His words were so shocking to her, Blythe had to take a moment to really let their meaning sink in. He wanted to adopt? Since when? But like he'd said, they'd never talked about children or what the ideal family would like to either of them.

Because she never allowed them to delve into discussions of the future.

"Some?" she asked faintly. "How many is some."

"Well, no more than four probably, maybe five. Not a baseball team anyway." He said it like wanting to adopt any number less than fielding a baseball team of nine was no big deal.

"You and I both work." Four, maybe five children?

"And we have the means to hire help, but surely we can both cut hours if necessary to give the love and attention our children will need."

"You make it sound so easy."

"Because it can be."

"Adoption?" she asked, still reeling from the knowledge he didn't just see it as a solution to her infertility but as a desired component to building a family.

"It was always part of my plan for the future."

"Always?"

"Since seeing the ravages of war."

She believed it.
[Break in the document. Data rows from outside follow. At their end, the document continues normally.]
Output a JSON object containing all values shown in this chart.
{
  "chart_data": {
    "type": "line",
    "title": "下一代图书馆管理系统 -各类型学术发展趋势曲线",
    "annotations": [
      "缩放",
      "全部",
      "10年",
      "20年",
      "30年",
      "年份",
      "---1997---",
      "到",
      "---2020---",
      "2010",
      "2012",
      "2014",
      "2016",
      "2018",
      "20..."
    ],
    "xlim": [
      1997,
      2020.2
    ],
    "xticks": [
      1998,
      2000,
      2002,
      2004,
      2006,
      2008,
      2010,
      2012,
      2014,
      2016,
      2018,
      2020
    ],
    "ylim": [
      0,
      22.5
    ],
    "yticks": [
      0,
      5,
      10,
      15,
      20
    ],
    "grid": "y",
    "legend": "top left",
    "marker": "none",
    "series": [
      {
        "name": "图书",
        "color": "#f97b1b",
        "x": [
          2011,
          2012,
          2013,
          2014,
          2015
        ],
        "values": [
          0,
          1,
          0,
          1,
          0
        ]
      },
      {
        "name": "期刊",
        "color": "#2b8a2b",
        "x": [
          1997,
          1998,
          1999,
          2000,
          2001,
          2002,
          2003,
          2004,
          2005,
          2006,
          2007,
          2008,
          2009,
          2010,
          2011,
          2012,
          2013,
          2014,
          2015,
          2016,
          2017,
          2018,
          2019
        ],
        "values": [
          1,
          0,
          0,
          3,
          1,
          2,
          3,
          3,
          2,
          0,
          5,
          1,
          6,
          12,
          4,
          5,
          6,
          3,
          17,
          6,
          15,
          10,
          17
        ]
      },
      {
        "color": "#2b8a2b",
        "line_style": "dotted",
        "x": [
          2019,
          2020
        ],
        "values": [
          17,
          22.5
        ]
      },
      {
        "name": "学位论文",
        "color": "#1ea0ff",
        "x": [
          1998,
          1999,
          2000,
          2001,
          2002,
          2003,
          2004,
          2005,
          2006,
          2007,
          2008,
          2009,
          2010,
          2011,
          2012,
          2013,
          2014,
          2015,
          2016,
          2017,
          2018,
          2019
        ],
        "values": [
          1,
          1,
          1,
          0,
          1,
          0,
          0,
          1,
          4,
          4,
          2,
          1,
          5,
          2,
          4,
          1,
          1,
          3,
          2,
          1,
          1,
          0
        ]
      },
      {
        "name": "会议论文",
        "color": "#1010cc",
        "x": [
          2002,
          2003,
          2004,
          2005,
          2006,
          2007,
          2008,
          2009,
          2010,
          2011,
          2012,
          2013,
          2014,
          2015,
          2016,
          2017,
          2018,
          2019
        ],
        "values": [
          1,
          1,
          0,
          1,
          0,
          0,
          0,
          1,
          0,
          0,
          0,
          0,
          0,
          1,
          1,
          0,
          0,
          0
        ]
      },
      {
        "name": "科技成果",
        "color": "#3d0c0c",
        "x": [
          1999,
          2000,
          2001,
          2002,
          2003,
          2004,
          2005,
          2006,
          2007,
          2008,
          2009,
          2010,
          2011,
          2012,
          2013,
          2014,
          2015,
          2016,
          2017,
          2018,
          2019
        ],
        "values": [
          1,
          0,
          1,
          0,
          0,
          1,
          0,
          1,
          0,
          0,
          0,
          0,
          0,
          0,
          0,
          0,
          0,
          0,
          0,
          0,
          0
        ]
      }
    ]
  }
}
Blythe, more than anyone else, knew the horrors he'd seen, and understood how those deprivations he'd witnessed had made him want to do something to continue to help the helpless.

Children left without parents, for whatever reason.

"You never said."

"You changed the topic every time the future or children or parenthood came up."

She had. She knew she had. "You know why now."

"Yes, but now you know that your infertility is not a barrier between us. It only makes you more perfect for me."

"How can you say that?" she asked in shock.

"Because I would rather adopt than have biological children. Another woman might see that as a detriment."

"I wouldn't have, even if I could have children," she assured him.